Detection of Shielded Special Nuclear Material with a Cherenkov-Based Transmission Imaging


Mr. Paul Rose


Georgia Tech


Thursday, October 22, 2015 at 11:00:00 AM


Boggs Building, Room 3-47


Dr. Anna Erickson


Detection of shielded special nuclear material, SSNM, while in transit, produces unique challenges. Typical cargo imaging systems are Bremsstrahlung-based and cause an abundance of unnecessary signal in the detectors and doses to the cargo contents and surroundings. Active interrogation using low energy nuclear reactions can produce dual monoenergetic photons which can unveil the illicit material when coupled with a high-contrast imaging system. Such a system will impart significantly less dose to the contents than the Bremsstrahlung methods. Cherenkov detectors provide speed, resilience, inherent energy threshold rejection, and other beneficial traits beyond the capability of most scintillators. High energy resolution is not a priority when using two well separated gamma rays, 4.4 and 15.1 MeV, generated from low energy nuclear reactions such as 11B(d,n-γ)12C. These gamma rays provide a measure of the effective atomic number, Z, of the cargo by taking advantage of the large difference in Compton scattering and pair production cross sections. Experimental validation of this system was carried out using a mini-array of Cherenkov detectors. These studies showed the ability to separate high-Z materials from lower and mid-Z materials by transmission spectral analysis while also producing high-contrast images.

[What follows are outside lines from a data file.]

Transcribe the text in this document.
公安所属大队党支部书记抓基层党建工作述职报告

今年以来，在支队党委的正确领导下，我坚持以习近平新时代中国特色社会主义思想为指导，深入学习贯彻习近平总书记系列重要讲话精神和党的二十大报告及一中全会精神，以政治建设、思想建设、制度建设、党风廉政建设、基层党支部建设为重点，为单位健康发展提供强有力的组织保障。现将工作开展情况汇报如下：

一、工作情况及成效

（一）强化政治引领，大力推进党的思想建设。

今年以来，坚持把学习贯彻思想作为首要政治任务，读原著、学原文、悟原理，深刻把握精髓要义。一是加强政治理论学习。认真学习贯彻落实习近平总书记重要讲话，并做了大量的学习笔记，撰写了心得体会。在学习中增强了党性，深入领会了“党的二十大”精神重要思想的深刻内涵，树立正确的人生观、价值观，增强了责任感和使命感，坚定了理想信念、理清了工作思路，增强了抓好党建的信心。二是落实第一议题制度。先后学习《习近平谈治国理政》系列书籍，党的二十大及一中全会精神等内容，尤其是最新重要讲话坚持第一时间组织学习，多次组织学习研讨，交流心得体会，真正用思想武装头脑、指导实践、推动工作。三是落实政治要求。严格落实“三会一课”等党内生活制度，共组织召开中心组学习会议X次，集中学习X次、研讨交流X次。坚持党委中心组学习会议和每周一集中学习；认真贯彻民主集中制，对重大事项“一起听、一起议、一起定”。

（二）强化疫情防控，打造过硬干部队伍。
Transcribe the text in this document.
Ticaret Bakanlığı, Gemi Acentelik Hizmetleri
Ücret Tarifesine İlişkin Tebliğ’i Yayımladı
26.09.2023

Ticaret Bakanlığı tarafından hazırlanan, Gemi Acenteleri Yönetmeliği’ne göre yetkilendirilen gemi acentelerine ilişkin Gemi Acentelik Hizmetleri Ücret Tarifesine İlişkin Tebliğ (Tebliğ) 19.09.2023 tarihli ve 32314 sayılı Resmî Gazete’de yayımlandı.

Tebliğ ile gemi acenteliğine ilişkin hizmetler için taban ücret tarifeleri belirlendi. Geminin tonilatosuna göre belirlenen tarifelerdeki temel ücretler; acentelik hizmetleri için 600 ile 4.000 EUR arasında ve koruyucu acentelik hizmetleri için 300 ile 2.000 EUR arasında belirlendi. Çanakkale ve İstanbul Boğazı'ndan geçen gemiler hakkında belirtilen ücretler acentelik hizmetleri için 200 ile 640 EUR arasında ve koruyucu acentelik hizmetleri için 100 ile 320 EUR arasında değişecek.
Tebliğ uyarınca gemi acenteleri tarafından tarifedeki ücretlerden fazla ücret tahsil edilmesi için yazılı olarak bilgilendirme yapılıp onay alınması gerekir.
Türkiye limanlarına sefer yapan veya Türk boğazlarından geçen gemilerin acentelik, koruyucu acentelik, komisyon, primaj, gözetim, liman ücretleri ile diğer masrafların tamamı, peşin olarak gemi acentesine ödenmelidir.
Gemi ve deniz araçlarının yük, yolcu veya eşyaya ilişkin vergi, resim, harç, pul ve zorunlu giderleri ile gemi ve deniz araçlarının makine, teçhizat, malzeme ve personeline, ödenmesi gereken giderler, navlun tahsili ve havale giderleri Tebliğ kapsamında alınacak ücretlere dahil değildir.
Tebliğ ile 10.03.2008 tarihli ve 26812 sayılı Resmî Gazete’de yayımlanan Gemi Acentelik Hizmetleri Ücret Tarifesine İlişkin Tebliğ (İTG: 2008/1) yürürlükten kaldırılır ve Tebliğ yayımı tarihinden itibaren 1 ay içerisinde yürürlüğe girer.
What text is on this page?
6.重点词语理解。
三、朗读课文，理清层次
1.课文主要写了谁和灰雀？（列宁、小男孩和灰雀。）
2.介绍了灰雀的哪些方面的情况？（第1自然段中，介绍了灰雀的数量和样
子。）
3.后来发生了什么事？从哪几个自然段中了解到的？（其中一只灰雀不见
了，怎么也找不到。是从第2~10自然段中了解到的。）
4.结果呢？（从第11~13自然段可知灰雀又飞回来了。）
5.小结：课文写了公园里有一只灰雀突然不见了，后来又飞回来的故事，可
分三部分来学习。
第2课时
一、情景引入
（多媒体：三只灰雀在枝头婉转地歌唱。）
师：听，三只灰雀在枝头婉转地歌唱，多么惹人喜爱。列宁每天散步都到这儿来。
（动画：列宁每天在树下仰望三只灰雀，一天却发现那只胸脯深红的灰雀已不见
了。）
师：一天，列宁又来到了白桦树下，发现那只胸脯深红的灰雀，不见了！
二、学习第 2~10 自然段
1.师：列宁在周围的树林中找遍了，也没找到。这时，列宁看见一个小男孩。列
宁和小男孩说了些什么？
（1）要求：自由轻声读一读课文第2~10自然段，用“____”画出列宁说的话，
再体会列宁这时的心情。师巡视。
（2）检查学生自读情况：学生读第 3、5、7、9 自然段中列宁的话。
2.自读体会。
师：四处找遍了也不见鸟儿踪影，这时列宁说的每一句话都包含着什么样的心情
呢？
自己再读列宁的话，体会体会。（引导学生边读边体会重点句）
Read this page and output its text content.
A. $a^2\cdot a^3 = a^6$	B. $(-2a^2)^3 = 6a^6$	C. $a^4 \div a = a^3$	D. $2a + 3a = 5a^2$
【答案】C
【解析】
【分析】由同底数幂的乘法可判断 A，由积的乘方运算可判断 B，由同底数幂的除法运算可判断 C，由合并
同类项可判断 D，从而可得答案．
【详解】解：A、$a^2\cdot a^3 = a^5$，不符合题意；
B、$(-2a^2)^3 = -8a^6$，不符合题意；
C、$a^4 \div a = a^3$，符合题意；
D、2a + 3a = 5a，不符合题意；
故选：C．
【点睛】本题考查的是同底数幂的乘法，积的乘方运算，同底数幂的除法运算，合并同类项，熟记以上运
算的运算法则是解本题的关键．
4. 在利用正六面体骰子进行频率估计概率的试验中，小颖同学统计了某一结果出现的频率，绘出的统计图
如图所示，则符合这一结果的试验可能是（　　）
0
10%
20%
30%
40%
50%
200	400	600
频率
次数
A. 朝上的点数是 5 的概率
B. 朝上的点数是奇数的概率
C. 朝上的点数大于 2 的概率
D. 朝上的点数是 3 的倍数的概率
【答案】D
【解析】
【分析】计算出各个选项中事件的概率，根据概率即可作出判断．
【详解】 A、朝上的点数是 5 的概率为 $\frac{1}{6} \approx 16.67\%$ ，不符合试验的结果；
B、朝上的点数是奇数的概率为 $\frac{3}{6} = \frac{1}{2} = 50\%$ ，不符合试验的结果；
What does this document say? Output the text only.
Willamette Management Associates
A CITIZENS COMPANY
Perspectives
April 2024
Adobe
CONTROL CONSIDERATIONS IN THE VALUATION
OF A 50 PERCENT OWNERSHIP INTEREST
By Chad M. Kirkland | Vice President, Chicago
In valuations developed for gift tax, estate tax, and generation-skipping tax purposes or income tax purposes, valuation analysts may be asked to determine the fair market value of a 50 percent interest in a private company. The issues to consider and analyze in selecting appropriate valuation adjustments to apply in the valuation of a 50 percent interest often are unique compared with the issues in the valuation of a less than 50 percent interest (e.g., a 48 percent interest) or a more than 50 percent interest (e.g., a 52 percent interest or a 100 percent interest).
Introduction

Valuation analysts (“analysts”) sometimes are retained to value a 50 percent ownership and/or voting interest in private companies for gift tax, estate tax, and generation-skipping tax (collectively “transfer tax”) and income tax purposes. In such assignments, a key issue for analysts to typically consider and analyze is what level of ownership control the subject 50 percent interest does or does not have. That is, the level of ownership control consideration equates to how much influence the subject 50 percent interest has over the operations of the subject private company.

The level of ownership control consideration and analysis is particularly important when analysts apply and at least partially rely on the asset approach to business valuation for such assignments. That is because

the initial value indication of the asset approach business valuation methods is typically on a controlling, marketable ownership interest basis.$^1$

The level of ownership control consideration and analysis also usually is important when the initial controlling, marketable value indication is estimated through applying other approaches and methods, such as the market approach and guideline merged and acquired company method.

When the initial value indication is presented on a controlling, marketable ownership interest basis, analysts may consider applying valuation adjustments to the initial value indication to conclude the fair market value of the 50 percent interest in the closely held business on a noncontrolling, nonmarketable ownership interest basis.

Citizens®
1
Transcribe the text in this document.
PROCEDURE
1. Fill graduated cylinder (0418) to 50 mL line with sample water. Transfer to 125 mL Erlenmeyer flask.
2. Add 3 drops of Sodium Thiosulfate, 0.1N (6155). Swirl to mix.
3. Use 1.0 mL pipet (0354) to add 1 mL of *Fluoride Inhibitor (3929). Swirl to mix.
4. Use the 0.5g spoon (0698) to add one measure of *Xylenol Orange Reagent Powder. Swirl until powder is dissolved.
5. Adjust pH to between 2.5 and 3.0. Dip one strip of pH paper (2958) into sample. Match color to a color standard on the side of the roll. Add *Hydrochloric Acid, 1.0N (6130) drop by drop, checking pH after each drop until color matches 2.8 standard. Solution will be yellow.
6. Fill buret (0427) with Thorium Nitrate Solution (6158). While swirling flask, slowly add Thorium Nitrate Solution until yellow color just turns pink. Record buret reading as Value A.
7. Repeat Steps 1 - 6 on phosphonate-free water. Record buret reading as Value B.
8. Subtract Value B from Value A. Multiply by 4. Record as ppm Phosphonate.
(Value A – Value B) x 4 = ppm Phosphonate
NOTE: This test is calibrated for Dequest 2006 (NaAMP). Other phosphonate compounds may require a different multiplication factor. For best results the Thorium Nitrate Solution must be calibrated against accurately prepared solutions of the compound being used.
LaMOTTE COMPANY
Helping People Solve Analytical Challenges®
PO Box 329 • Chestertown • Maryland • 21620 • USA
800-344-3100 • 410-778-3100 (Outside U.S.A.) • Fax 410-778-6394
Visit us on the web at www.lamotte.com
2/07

Paul worked as an engineering professional in the natural gas industry for five years before he entered Georgia Tech as an undergraduate student in the Nuclear and Radiological Engineering department in 2010. As an undergraduate student at Georgia Tech he conducted over three years of research in atomic physics on the quantum behavior of atom and photon interactions while completing his bachelor’s degree in nuclear engineering. After graduating with a BS in 2013, he is currently a graduate student at Georgia Tech in the Nuclear and Radiological Engineering department where he specializes in active interrogation and detection methods, especially applied to nuclear security.